SIP also breaks apart the provision of voice (bit) transport from voice services. It now becomes technically possible to break apart the local telephone monopoly, where one company provides neutral bit transport, while others provide IP “dial tone” and the classical telephone services, such as gateways, call forwarding, and caller ID.

Beyond multimedia signaling, SIP offers a new service that has been missing in the Internet: event notification. We have approximated such services with HTTP kludges and e-mail, but this was never very satisfactory.
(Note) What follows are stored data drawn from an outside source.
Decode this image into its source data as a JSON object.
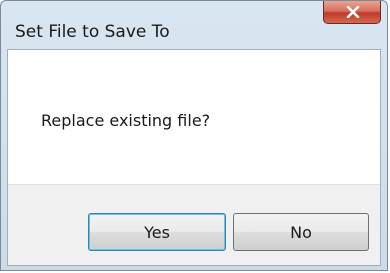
{
  "window": {
    "title": "Set File to Save To"
  },
  "titlebar": {
    "close_icon": "close-x-icon",
    "close_color": "#c0392b"
  },
  "dialog": {
    "message": "Replace existing file?",
    "buttons": {
      "yes_label": "Yes",
      "no_label": "No"
    },
    "default_button": "Yes"
  }
}
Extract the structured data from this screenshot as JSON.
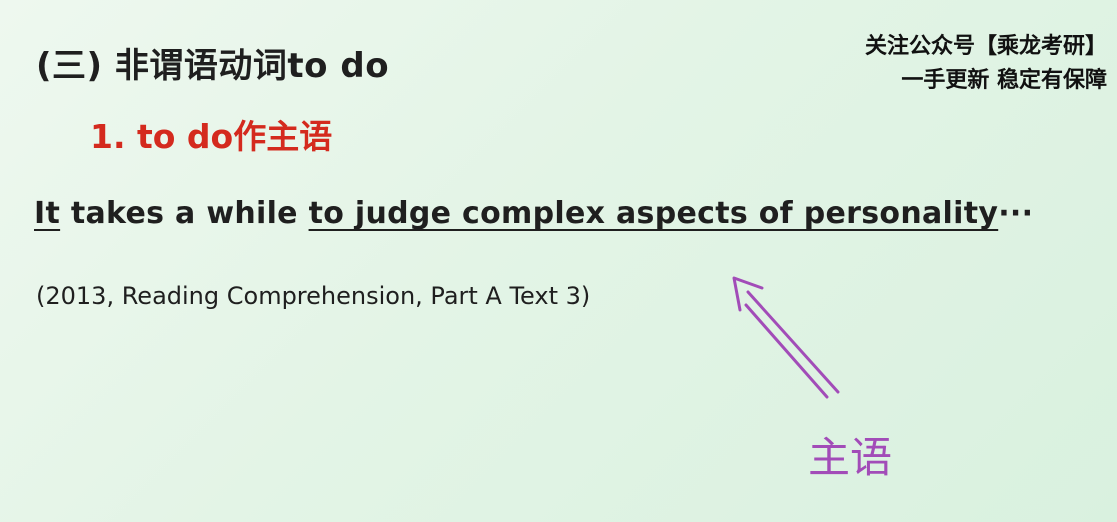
{
  "watermark": {
    "line1": "关注公众号【乘龙考研】",
    "line2": "一手更新 稳定有保障"
  },
  "heading": "(三) 非谓语动词to do",
  "subheading": "1. to do作主语",
  "sentence": {
    "subject_it": "It",
    "middle": " takes a while ",
    "underlined": "to judge complex aspects of personality",
    "ellipsis": "···"
  },
  "citation": "(2013, Reading Comprehension, Part A Text 3)",
  "annotation": {
    "label": "主语",
    "color": "#a24cb8"
  },
  "colors": {
    "background": "#e3f4e6",
    "heading_red": "#d42a1e",
    "annotation_purple": "#a24cb8"
  }
}
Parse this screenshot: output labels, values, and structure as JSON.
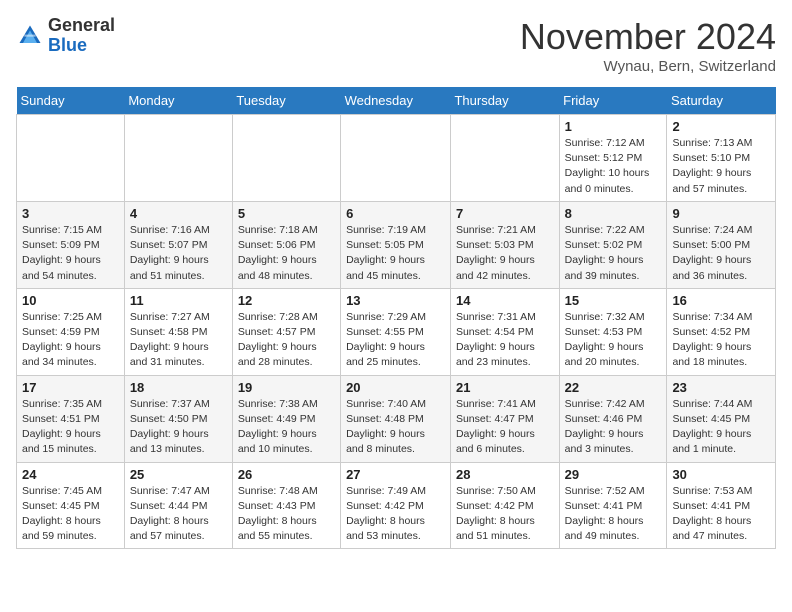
{
  "header": {
    "logo_line1": "General",
    "logo_line2": "Blue",
    "month_title": "November 2024",
    "location": "Wynau, Bern, Switzerland"
  },
  "weekdays": [
    "Sunday",
    "Monday",
    "Tuesday",
    "Wednesday",
    "Thursday",
    "Friday",
    "Saturday"
  ],
  "weeks": [
    [
      {
        "day": "",
        "info": ""
      },
      {
        "day": "",
        "info": ""
      },
      {
        "day": "",
        "info": ""
      },
      {
        "day": "",
        "info": ""
      },
      {
        "day": "",
        "info": ""
      },
      {
        "day": "1",
        "info": "Sunrise: 7:12 AM\nSunset: 5:12 PM\nDaylight: 10 hours\nand 0 minutes."
      },
      {
        "day": "2",
        "info": "Sunrise: 7:13 AM\nSunset: 5:10 PM\nDaylight: 9 hours\nand 57 minutes."
      }
    ],
    [
      {
        "day": "3",
        "info": "Sunrise: 7:15 AM\nSunset: 5:09 PM\nDaylight: 9 hours\nand 54 minutes."
      },
      {
        "day": "4",
        "info": "Sunrise: 7:16 AM\nSunset: 5:07 PM\nDaylight: 9 hours\nand 51 minutes."
      },
      {
        "day": "5",
        "info": "Sunrise: 7:18 AM\nSunset: 5:06 PM\nDaylight: 9 hours\nand 48 minutes."
      },
      {
        "day": "6",
        "info": "Sunrise: 7:19 AM\nSunset: 5:05 PM\nDaylight: 9 hours\nand 45 minutes."
      },
      {
        "day": "7",
        "info": "Sunrise: 7:21 AM\nSunset: 5:03 PM\nDaylight: 9 hours\nand 42 minutes."
      },
      {
        "day": "8",
        "info": "Sunrise: 7:22 AM\nSunset: 5:02 PM\nDaylight: 9 hours\nand 39 minutes."
      },
      {
        "day": "9",
        "info": "Sunrise: 7:24 AM\nSunset: 5:00 PM\nDaylight: 9 hours\nand 36 minutes."
      }
    ],
    [
      {
        "day": "10",
        "info": "Sunrise: 7:25 AM\nSunset: 4:59 PM\nDaylight: 9 hours\nand 34 minutes."
      },
      {
        "day": "11",
        "info": "Sunrise: 7:27 AM\nSunset: 4:58 PM\nDaylight: 9 hours\nand 31 minutes."
      },
      {
        "day": "12",
        "info": "Sunrise: 7:28 AM\nSunset: 4:57 PM\nDaylight: 9 hours\nand 28 minutes."
      },
      {
        "day": "13",
        "info": "Sunrise: 7:29 AM\nSunset: 4:55 PM\nDaylight: 9 hours\nand 25 minutes."
      },
      {
        "day": "14",
        "info": "Sunrise: 7:31 AM\nSunset: 4:54 PM\nDaylight: 9 hours\nand 23 minutes."
      },
      {
        "day": "15",
        "info": "Sunrise: 7:32 AM\nSunset: 4:53 PM\nDaylight: 9 hours\nand 20 minutes."
      },
      {
        "day": "16",
        "info": "Sunrise: 7:34 AM\nSunset: 4:52 PM\nDaylight: 9 hours\nand 18 minutes."
      }
    ],
    [
      {
        "day": "17",
        "info": "Sunrise: 7:35 AM\nSunset: 4:51 PM\nDaylight: 9 hours\nand 15 minutes."
      },
      {
        "day": "18",
        "info": "Sunrise: 7:37 AM\nSunset: 4:50 PM\nDaylight: 9 hours\nand 13 minutes."
      },
      {
        "day": "19",
        "info": "Sunrise: 7:38 AM\nSunset: 4:49 PM\nDaylight: 9 hours\nand 10 minutes."
      },
      {
        "day": "20",
        "info": "Sunrise: 7:40 AM\nSunset: 4:48 PM\nDaylight: 9 hours\nand 8 minutes."
      },
      {
        "day": "21",
        "info": "Sunrise: 7:41 AM\nSunset: 4:47 PM\nDaylight: 9 hours\nand 6 minutes."
      },
      {
        "day": "22",
        "info": "Sunrise: 7:42 AM\nSunset: 4:46 PM\nDaylight: 9 hours\nand 3 minutes."
      },
      {
        "day": "23",
        "info": "Sunrise: 7:44 AM\nSunset: 4:45 PM\nDaylight: 9 hours\nand 1 minute."
      }
    ],
    [
      {
        "day": "24",
        "info": "Sunrise: 7:45 AM\nSunset: 4:45 PM\nDaylight: 8 hours\nand 59 minutes."
      },
      {
        "day": "25",
        "info": "Sunrise: 7:47 AM\nSunset: 4:44 PM\nDaylight: 8 hours\nand 57 minutes."
      },
      {
        "day": "26",
        "info": "Sunrise: 7:48 AM\nSunset: 4:43 PM\nDaylight: 8 hours\nand 55 minutes."
      },
      {
        "day": "27",
        "info": "Sunrise: 7:49 AM\nSunset: 4:42 PM\nDaylight: 8 hours\nand 53 minutes."
      },
      {
        "day": "28",
        "info": "Sunrise: 7:50 AM\nSunset: 4:42 PM\nDaylight: 8 hours\nand 51 minutes."
      },
      {
        "day": "29",
        "info": "Sunrise: 7:52 AM\nSunset: 4:41 PM\nDaylight: 8 hours\nand 49 minutes."
      },
      {
        "day": "30",
        "info": "Sunrise: 7:53 AM\nSunset: 4:41 PM\nDaylight: 8 hours\nand 47 minutes."
      }
    ]
  ]
}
Since events are a common abstraction for distributed systems, this may simplify the construction of new services.

Do you have any advice for students entering the networking field?

Networking bridges disciplines. It draws from electrical engineering, all aspects of computer science, operations research, statistics, economics, and other disciplines. Thus, networking researchers have to be familiar with subjects well beyond protocols and routing algorithms. Given that networks are becoming such an important part of everyday life, students wanting to make a difference in the field should think of the new resource constraints in networks: human time and effort, rather than just bandwidth or storage.

Work in networking research can be immensely satisfying since it is about allowing people to communicate and exchange ideas, one of the essentials of being human. The Internet has become the third major global infrastructure, next to the transportation system and energy distribution. Almost no part of the economy can work without high-performance networks, so there should be plenty of opportunities for the foreseeable future.